The impact of CVE-2025-24644 on organizations worldwide can be significant, especially for e-commerce businesses relying on WooCommerce and the affected WebToffee plugin. Successful exploitation allows attackers to execute arbitrary JavaScript in the context of authenticated users, potentially leading to session hijacking, theft of customer data, unauthorized transactions, and defacement or manipulation of invoice and shipping documents. This can erode customer trust, cause financial losses, and damage brand reputation. Additionally, attackers could use the vulnerability as a foothold to escalate privileges or distribute malware to site visitors. Since the vulnerability is stored XSS, it can affect multiple users over time, increasing the attack surface. Organizations with large customer bases or those handling sensitive payment and shipping information are particularly at risk.

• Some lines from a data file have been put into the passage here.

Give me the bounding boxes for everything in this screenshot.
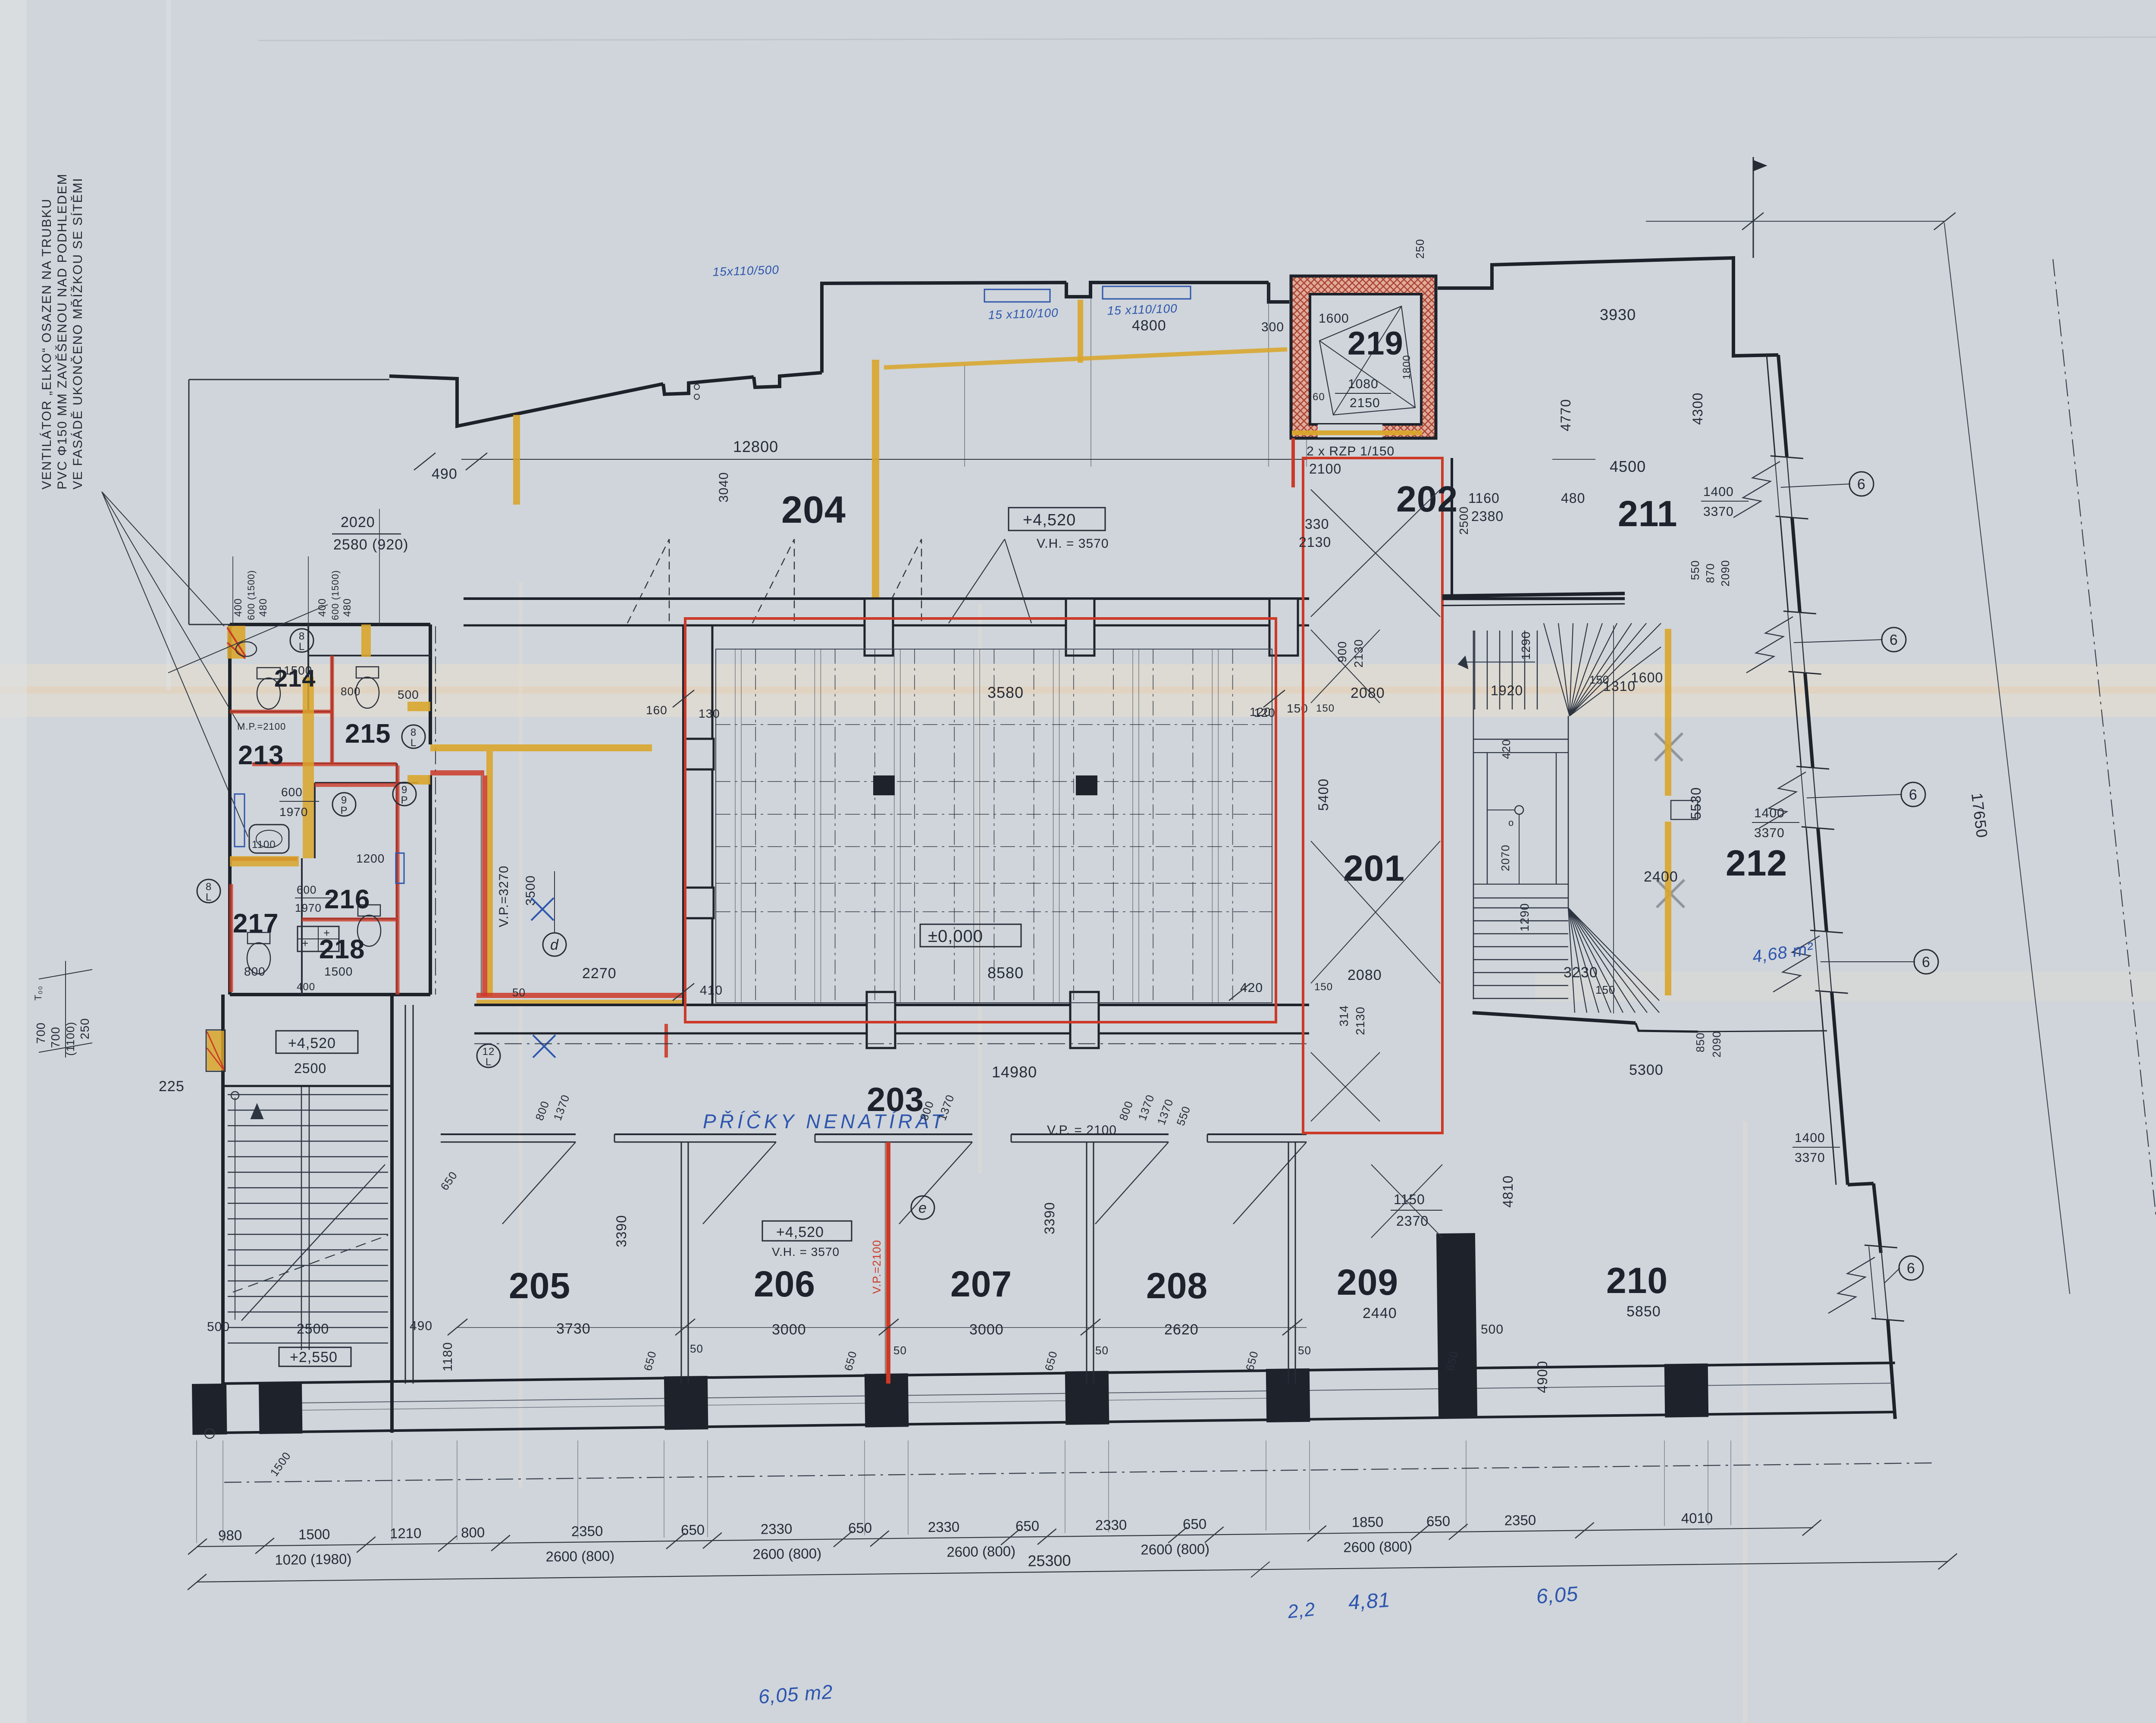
svg-text:2600 (800): 2600 (800) <box>946 1543 1015 1560</box>
svg-text:5850: 5850 <box>1626 1303 1661 1320</box>
svg-text:1100: 1100 <box>252 839 276 851</box>
svg-text:480: 480 <box>257 598 269 617</box>
svg-text:314: 314 <box>1337 1005 1351 1026</box>
svg-text:6: 6 <box>1922 954 1930 970</box>
svg-text:V.P. = 2100: V.P. = 2100 <box>1047 1123 1117 1137</box>
svg-text:V.H. = 3570: V.H. = 3570 <box>772 1245 840 1259</box>
svg-text:650: 650 <box>681 1522 705 1538</box>
svg-text:5300: 5300 <box>1629 1062 1664 1078</box>
svg-text:1290: 1290 <box>1519 631 1532 660</box>
svg-text:2070: 2070 <box>1499 844 1512 871</box>
svg-text:1600: 1600 <box>1319 311 1349 326</box>
svg-text:6: 6 <box>1890 632 1898 648</box>
svg-text:2620: 2620 <box>1164 1321 1199 1338</box>
svg-text:800: 800 <box>341 685 360 698</box>
svg-text:400: 400 <box>297 981 315 993</box>
svg-text:3370: 3370 <box>1703 505 1734 519</box>
svg-text:d: d <box>550 937 559 953</box>
svg-text:2350: 2350 <box>571 1523 603 1539</box>
svg-text:50: 50 <box>690 1342 703 1355</box>
svg-text:1290: 1290 <box>1518 903 1531 932</box>
svg-text:3580: 3580 <box>987 684 1024 701</box>
svg-text:980: 980 <box>218 1527 242 1544</box>
svg-text:o: o <box>1508 817 1514 828</box>
svg-text:600: 600 <box>281 785 303 799</box>
svg-text:8: 8 <box>206 881 212 893</box>
svg-text:250: 250 <box>1413 239 1426 259</box>
svg-text:400: 400 <box>232 598 244 617</box>
svg-text:P: P <box>401 794 408 806</box>
svg-text:2370: 2370 <box>1396 1213 1429 1229</box>
svg-text:2580 (920): 2580 (920) <box>333 537 408 553</box>
svg-text:210: 210 <box>1606 1260 1668 1301</box>
svg-text:2600 (800): 2600 (800) <box>1141 1541 1210 1558</box>
svg-text:6: 6 <box>1857 476 1866 493</box>
svg-text:3000: 3000 <box>969 1321 1004 1338</box>
svg-text:650: 650 <box>1426 1513 1450 1529</box>
svg-text:8: 8 <box>411 727 417 738</box>
svg-text:700: 700 <box>34 1022 47 1044</box>
svg-text:3390: 3390 <box>1042 1202 1057 1234</box>
svg-text:L: L <box>411 737 417 749</box>
svg-text:4770: 4770 <box>1558 399 1573 431</box>
svg-text:150: 150 <box>1287 702 1308 715</box>
svg-text:650: 650 <box>1015 1518 1039 1534</box>
svg-text:6: 6 <box>1909 787 1918 803</box>
svg-text:1600: 1600 <box>1631 670 1663 685</box>
svg-text:3230: 3230 <box>1564 964 1598 981</box>
svg-text:3370: 3370 <box>1795 1151 1825 1165</box>
svg-text:490: 490 <box>432 466 458 482</box>
svg-text:2020: 2020 <box>341 514 375 530</box>
svg-text:211: 211 <box>1618 493 1678 534</box>
svg-text:300: 300 <box>1261 320 1284 334</box>
svg-text:4300: 4300 <box>1690 392 1705 425</box>
svg-text:3000: 3000 <box>772 1321 806 1338</box>
svg-text:2080: 2080 <box>1351 685 1385 701</box>
svg-text:12800: 12800 <box>733 438 778 455</box>
svg-text:800: 800 <box>461 1524 485 1541</box>
svg-text:2600 (800): 2600 (800) <box>752 1545 821 1562</box>
svg-text:VE FASÁDĚ UKONČENO MŘÍŽKOU SE: VE FASÁDĚ UKONČENO MŘÍŽKOU SE SÍTĚMI <box>70 177 85 490</box>
svg-text:219: 219 <box>1348 325 1404 362</box>
svg-text:2600 (800): 2600 (800) <box>545 1548 614 1565</box>
svg-text:6,05: 6,05 <box>1536 1582 1579 1608</box>
svg-text:202: 202 <box>1396 479 1458 519</box>
svg-text:25300: 25300 <box>1028 1551 1071 1569</box>
svg-text:1400: 1400 <box>1703 485 1734 499</box>
svg-text:50: 50 <box>1095 1344 1109 1357</box>
svg-text:2500: 2500 <box>294 1061 326 1076</box>
svg-text:1500: 1500 <box>324 965 353 978</box>
svg-text:2400: 2400 <box>1644 869 1678 885</box>
svg-text:215: 215 <box>345 719 391 749</box>
svg-text:8: 8 <box>299 631 305 642</box>
svg-text:2600 (800): 2600 (800) <box>1343 1538 1412 1555</box>
svg-text:3930: 3930 <box>1600 306 1636 323</box>
svg-text:M.P.=2100: M.P.=2100 <box>237 721 286 732</box>
svg-text:4810: 4810 <box>1500 1175 1516 1208</box>
svg-text:550: 550 <box>1689 560 1702 580</box>
svg-text:150: 150 <box>1314 981 1333 993</box>
svg-text:1200: 1200 <box>356 852 385 865</box>
svg-text:4,81: 4,81 <box>1348 1588 1391 1614</box>
svg-text:1400: 1400 <box>1795 1131 1825 1145</box>
svg-text:+4,520: +4,520 <box>1023 511 1076 529</box>
svg-text:2100: 2100 <box>1309 461 1341 477</box>
svg-text:L: L <box>206 891 212 903</box>
svg-text:600 (1500): 600 (1500) <box>246 570 257 620</box>
svg-text:12: 12 <box>483 1046 495 1058</box>
svg-text:3040: 3040 <box>717 472 731 502</box>
svg-text:2330: 2330 <box>761 1521 793 1537</box>
svg-text:4800: 4800 <box>1132 317 1166 334</box>
svg-text:120: 120 <box>1254 706 1275 719</box>
svg-text:600 (1500): 600 (1500) <box>330 570 341 620</box>
svg-text:160: 160 <box>646 703 667 717</box>
svg-text:5530: 5530 <box>1688 787 1704 819</box>
svg-text:800: 800 <box>244 965 266 978</box>
svg-text:3390: 3390 <box>614 1215 629 1247</box>
svg-text:50: 50 <box>512 986 526 999</box>
svg-text:150: 150 <box>1589 673 1609 686</box>
svg-text:201: 201 <box>1343 848 1405 888</box>
svg-text:500: 500 <box>207 1320 230 1334</box>
svg-text:1800: 1800 <box>1401 355 1413 380</box>
svg-text:1080: 1080 <box>1348 377 1379 391</box>
svg-text:208: 208 <box>1146 1265 1208 1306</box>
svg-text:2 x RZP 1/150: 2 x RZP 1/150 <box>1307 444 1395 458</box>
svg-text:1400: 1400 <box>1754 806 1785 820</box>
svg-text:480: 480 <box>1561 490 1585 506</box>
svg-text:420: 420 <box>1240 981 1263 995</box>
svg-text:5400: 5400 <box>1316 778 1331 811</box>
svg-text:500: 500 <box>1481 1322 1504 1337</box>
svg-text:207: 207 <box>950 1264 1012 1304</box>
svg-text:2,2: 2,2 <box>1286 1599 1316 1623</box>
svg-text:50: 50 <box>1298 1344 1311 1357</box>
svg-text:1970: 1970 <box>295 901 322 914</box>
svg-text:1850: 1850 <box>1352 1514 1384 1530</box>
svg-text:1150: 1150 <box>1394 1192 1425 1207</box>
svg-text:50: 50 <box>893 1344 907 1357</box>
svg-text:650: 650 <box>1183 1516 1206 1532</box>
svg-text:1500: 1500 <box>284 664 312 677</box>
svg-text:1020 (1980): 1020 (1980) <box>275 1551 351 1568</box>
svg-text:2330: 2330 <box>1095 1517 1127 1533</box>
svg-text:V.P.=3270: V.P.=3270 <box>497 866 511 927</box>
svg-text:±0,000: ±0,000 <box>928 927 983 946</box>
svg-text:2500: 2500 <box>297 1321 329 1337</box>
svg-text:L: L <box>299 641 305 653</box>
svg-text:VENTILÁTOR „ELKO“ OSAZEN NA TR: VENTILÁTOR „ELKO“ OSAZEN NA TRUBKU <box>40 198 54 490</box>
svg-text:1180: 1180 <box>441 1342 455 1371</box>
svg-text:870: 870 <box>1704 563 1717 583</box>
svg-text:212: 212 <box>1726 843 1787 883</box>
svg-text:213: 213 <box>238 741 284 770</box>
svg-text:2130: 2130 <box>1352 639 1365 668</box>
svg-text:T₀₀: T₀₀ <box>33 985 44 1001</box>
svg-text:1160: 1160 <box>1468 490 1500 506</box>
svg-text:P: P <box>340 805 348 816</box>
svg-text:2350: 2350 <box>1504 1512 1536 1528</box>
svg-text:2270: 2270 <box>582 965 617 982</box>
svg-text:850: 850 <box>1694 1033 1707 1052</box>
svg-text:60: 60 <box>1313 391 1325 403</box>
svg-text:2330: 2330 <box>928 1519 960 1535</box>
svg-text:410: 410 <box>700 983 723 998</box>
svg-text:420: 420 <box>1500 739 1513 759</box>
svg-text:650: 650 <box>848 1520 872 1536</box>
svg-text:15 x110/100: 15 x110/100 <box>1107 301 1178 317</box>
svg-text:204: 204 <box>781 488 846 531</box>
svg-text:+4,520: +4,520 <box>776 1224 824 1240</box>
svg-text:2130: 2130 <box>1299 534 1331 550</box>
svg-text:9: 9 <box>341 794 347 806</box>
svg-text:218: 218 <box>319 935 365 964</box>
svg-text:15 x110/100: 15 x110/100 <box>988 306 1059 322</box>
svg-text:1920: 1920 <box>1491 683 1523 698</box>
svg-text:1970: 1970 <box>279 805 308 819</box>
svg-text:+: + <box>302 937 309 950</box>
svg-text:2440: 2440 <box>1363 1305 1397 1321</box>
svg-text:500: 500 <box>398 688 419 701</box>
svg-text:400: 400 <box>317 598 328 617</box>
svg-text:2380: 2380 <box>1471 508 1504 524</box>
svg-text:130: 130 <box>699 707 720 720</box>
svg-text:3370: 3370 <box>1754 826 1785 840</box>
svg-text:600: 600 <box>297 883 317 896</box>
svg-text:2130: 2130 <box>1354 1007 1367 1035</box>
svg-text:150: 150 <box>1595 983 1615 996</box>
svg-text:330: 330 <box>1305 516 1329 532</box>
svg-text:e: e <box>918 1200 927 1216</box>
svg-text:14980: 14980 <box>992 1063 1037 1081</box>
svg-text:9: 9 <box>401 784 407 796</box>
svg-text:PŘÍČKY NENATÍRAT: PŘÍČKY NENATÍRAT <box>703 1110 946 1133</box>
svg-text:150: 150 <box>1316 703 1335 714</box>
svg-text:2090: 2090 <box>1710 1031 1723 1058</box>
svg-text:2080: 2080 <box>1348 967 1382 983</box>
svg-text:206: 206 <box>754 1264 815 1304</box>
svg-text:480: 480 <box>342 598 353 617</box>
svg-text:+2,550: +2,550 <box>290 1349 338 1365</box>
svg-text:(1100): (1100) <box>64 1022 77 1056</box>
svg-text:L: L <box>486 1056 492 1068</box>
svg-text:V.H. = 3570: V.H. = 3570 <box>1037 537 1109 551</box>
svg-text:4900: 4900 <box>1535 1361 1550 1393</box>
svg-text:PVC Φ150 MM ZAVĚŠENOU NAD PODH: PVC Φ150 MM ZAVĚŠENOU NAD PODHLEDEM <box>55 173 69 490</box>
svg-text:700: 700 <box>49 1026 62 1048</box>
svg-text:4500: 4500 <box>1610 458 1646 475</box>
svg-text:8580: 8580 <box>987 964 1024 982</box>
svg-text:216: 216 <box>324 885 370 914</box>
svg-text:205: 205 <box>509 1265 570 1306</box>
svg-text:V.P.=2100: V.P.=2100 <box>870 1240 883 1294</box>
svg-text:6: 6 <box>1907 1260 1915 1277</box>
svg-text:250: 250 <box>78 1018 91 1039</box>
svg-text:2090: 2090 <box>1719 560 1732 587</box>
svg-text:15x110/500: 15x110/500 <box>712 263 779 279</box>
svg-text:900: 900 <box>1335 641 1349 662</box>
svg-text:3730: 3730 <box>556 1321 591 1337</box>
svg-text:225: 225 <box>159 1078 185 1095</box>
svg-text:209: 209 <box>1337 1262 1398 1302</box>
svg-text:217: 217 <box>233 909 279 938</box>
svg-text:1210: 1210 <box>390 1525 422 1541</box>
svg-text:2150: 2150 <box>1350 396 1380 410</box>
svg-text:1500: 1500 <box>298 1526 330 1542</box>
svg-text:+4,520: +4,520 <box>288 1035 336 1051</box>
svg-text:2500: 2500 <box>1457 506 1470 535</box>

The absence of known exploits in the wild currently reduces immediate risk but does not diminish the urgency for remediation, as attackers often develop exploits rapidly after disclosure. The vulnerability also poses compliance risks for organizations subject to data protection regulations, as exploitation could lead to unauthorized data exposure.

To mitigate CVE-2025-24644, organizations should prioritize updating the WebToffee WooCommerce PDF Invoices, Packing Slips, Delivery Notes and Shipping Labels plugin to a patched version once it becomes available from the vendor. Until a patch is released, administrators should implement strict input validation and output encoding on all user-supplied data that is rendered in web pages, particularly within the plugin’s invoice and shipping label generation features. Employing a web application firewall (WAF) with rules designed to detect and block XSS payloads can provide interim protection. Regularly audit and sanitize existing stored data to remove any malicious scripts that may have been injected prior to patching. Additionally, enforcing the principle of least privilege for user roles within WooCommerce can limit the potential damage from compromised accounts. Monitoring logs for unusual activity related to invoice or shipping document generation can help detect exploitation attempts early. Educating staff and users about the risks of XSS and safe browsing practices is also beneficial. Finally, consider implementing Content Security Policy (CSP) headers to restrict the execution of unauthorized scripts in the browser context.